Dass Abstufungen bei der Erfassung und Behandlung der Fälle existieren, bestätigt das BLW. Es könne geschehen, dass ein Landwirt bei seinen eigenen Aufzeichnungen, die bei der Kontrolle überprüft werden, ein Kreuz vergessen hat. «Solche Mängel kommen vor. Sie sind aber in der Regel nicht gravierend», schreibt das Amt. Wenn beispielsweise die Dokumentation beim «Raus»-Programm, das dem Tierwohl dient, den Anforderungen nicht entspreche, gebe es eine Kürzung von 200 Franken. «Wenn hingegen die Auslauffläche nicht dauernd zugängig ist, werden die «Raus»-Beiträge für die betroffene Tierkategorie gestrichen.»

Tierschutz befürwortet regelmässige Kontrollen 
Beim Schweizer Tierschutz (STS) weiss man um die Schwierigkeiten bei der Erhebung und Interpretation von Statistiken. «Natürlich macht es einen Unterschied, ob jemand beim Ausfüllen eines Formulares einen Fehler macht, oder tatsächlich Tiere quält», sagt Mediensprecherin Helen Sandmeier.
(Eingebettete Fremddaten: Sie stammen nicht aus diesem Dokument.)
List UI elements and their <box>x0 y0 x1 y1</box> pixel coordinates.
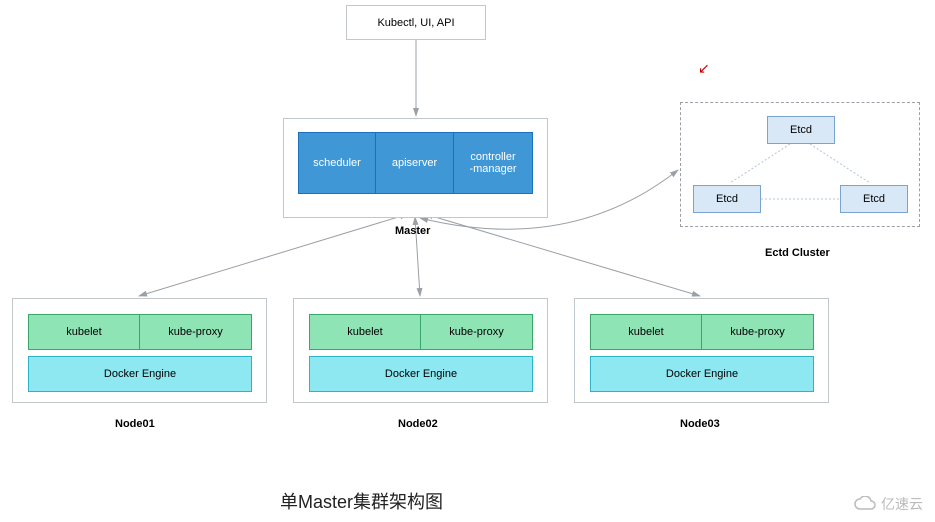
etcd-top: Etcd <box>767 116 835 144</box>
kubectl-box: Kubectl, UI, API <box>346 5 486 40</box>
master-apiserver: apiserver <box>376 132 454 194</box>
node03-kubelet: kubelet <box>590 314 702 350</box>
watermark: 亿速云 <box>853 494 923 514</box>
watermark-label: 亿速云 <box>881 494 923 514</box>
controller-label-1: controller <box>470 151 515 163</box>
node01-kubeproxy: kube-proxy <box>140 314 252 350</box>
etcd-right: Etcd <box>840 185 908 213</box>
node03-kubeproxy: kube-proxy <box>702 314 814 350</box>
kubectl-label: Kubectl, UI, API <box>377 17 454 29</box>
etcd-right-label: Etcd <box>863 193 885 205</box>
node02-docker: Docker Engine <box>309 356 533 392</box>
node03-kubelet-label: kubelet <box>628 326 663 338</box>
master-scheduler: scheduler <box>298 132 376 194</box>
node01-docker-label: Docker Engine <box>104 368 176 380</box>
cloud-icon <box>853 496 877 512</box>
node02-kubelet-label: kubelet <box>347 326 382 338</box>
etcd-cluster-title: Ectd Cluster <box>765 247 830 259</box>
diagram-caption: 单Master集群架构图 <box>280 488 443 514</box>
node03-title: Node03 <box>680 418 720 430</box>
scheduler-label: scheduler <box>313 157 361 169</box>
node02-kubeproxy: kube-proxy <box>421 314 533 350</box>
controller-label-2: -manager <box>469 163 516 175</box>
master-controller: controller -manager <box>454 132 533 194</box>
node01-title: Node01 <box>115 418 155 430</box>
node03-kubeproxy-label: kube-proxy <box>730 326 784 338</box>
etcd-left: Etcd <box>693 185 761 213</box>
node03-docker-label: Docker Engine <box>666 368 738 380</box>
node01-kubelet-label: kubelet <box>66 326 101 338</box>
node02-kubeproxy-label: kube-proxy <box>449 326 503 338</box>
connection-lines <box>0 0 935 522</box>
node02-kubelet: kubelet <box>309 314 421 350</box>
apiserver-label: apiserver <box>392 157 437 169</box>
master-title: Master <box>395 225 430 237</box>
etcd-top-label: Etcd <box>790 124 812 136</box>
cursor-icon: ↙ <box>698 60 710 77</box>
node01-kubelet: kubelet <box>28 314 140 350</box>
node03-docker: Docker Engine <box>590 356 814 392</box>
node01-kubeproxy-label: kube-proxy <box>168 326 222 338</box>
node02-title: Node02 <box>398 418 438 430</box>
etcd-left-label: Etcd <box>716 193 738 205</box>
node01-docker: Docker Engine <box>28 356 252 392</box>
node02-docker-label: Docker Engine <box>385 368 457 380</box>
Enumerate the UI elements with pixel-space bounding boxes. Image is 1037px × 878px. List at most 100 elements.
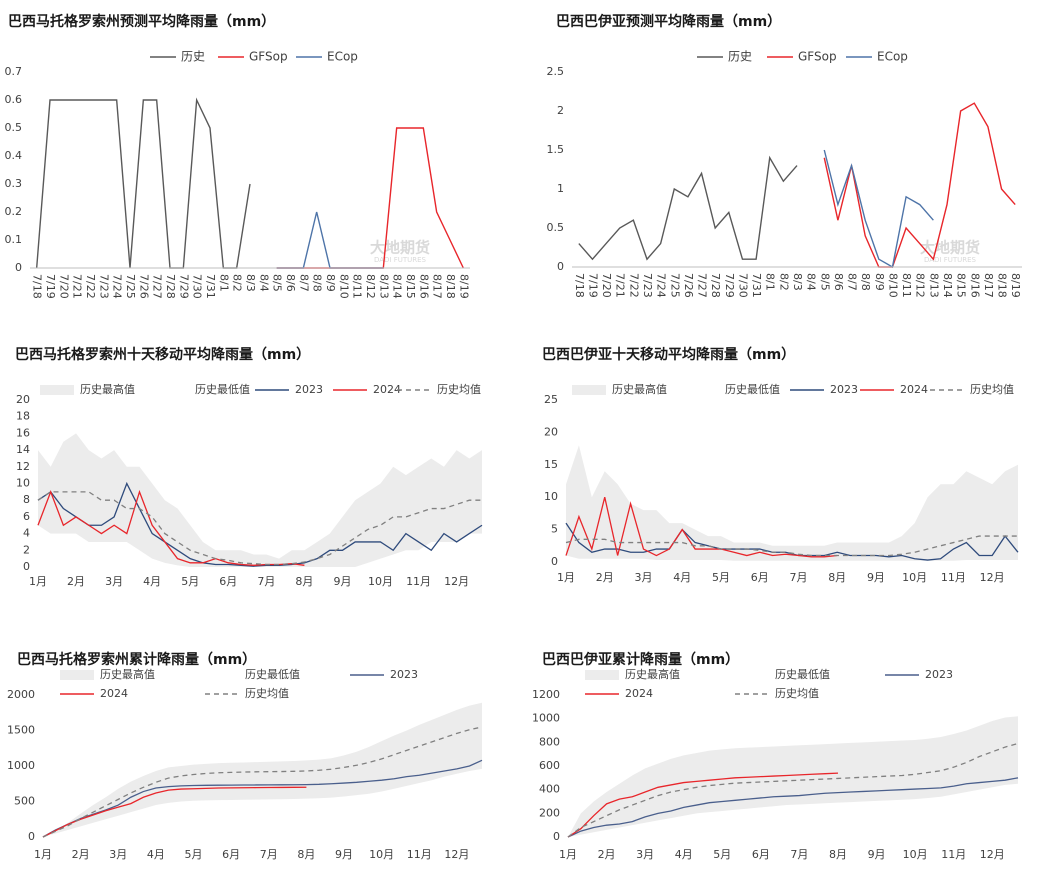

Aus ihrer Sicht haben die ermittelten Werte aber eine durchaus positive Aussage: «Immerhin sind bei 87 Prozent der Landwirte keine Beanstandungen zu machen. Auf der anderen Seite zeigt der Wert, wie wichtig regelmässige Kontrollen sind. Und er lässt darauf schliessen, dass diese offensichtlich auch gemacht werden». Als Schikane böser Bürokraten, als welche Inspektionen immer wieder bezeichnet werden, will sie die Kontrollen indes auf keinen Fall verstanden wissen.

Die scharfe Kritik der «Bauern Zeitung»
Die «Bauern Zeitung» hingegen vertritt noch eine andere Sichtweise: Letzte Woche witterte Chefredaktor Adrian Krebs in seinem Artikel eine Verschwörung – beziehungsweise eine «massive Kampagne der Tamedia-Blätter gegen die Bauern», wie er schrieb. Er warf die Frage auf, ob deren negative Berichterstattung als Rache für einen Inseratestopp zu verstehen ist.

So weit will Helfenstein vom Schweizer Bauernverband indes nicht gehen. Sie sieht eher einen Zusammenhang mit den politischen Erfolgen des SBV und «der aktuell laufenden medialen Attacke der Tamedia-Gruppe auf die Landwirtschaft».

Höhere Strafen als Lösung?
Die Forderungen des Schweizer Tierschutzes sind indes klar: «Es braucht höhere Strafen für diejenigen, die gegen die Regeln verstossen, die Tiere vernachlässigen oder quälen. Wer bei Widerhandlungen oder Versäumnissen gegen geltende Gesetze verstösst, muss finanziell so gebüsst werden, dass es auch weh tut!». 

Mit der Beschwerde beim Presserat und einer geplanten Artikelserie in diversen Medien ist das Thema wohl noch lange nicht vom Tisch.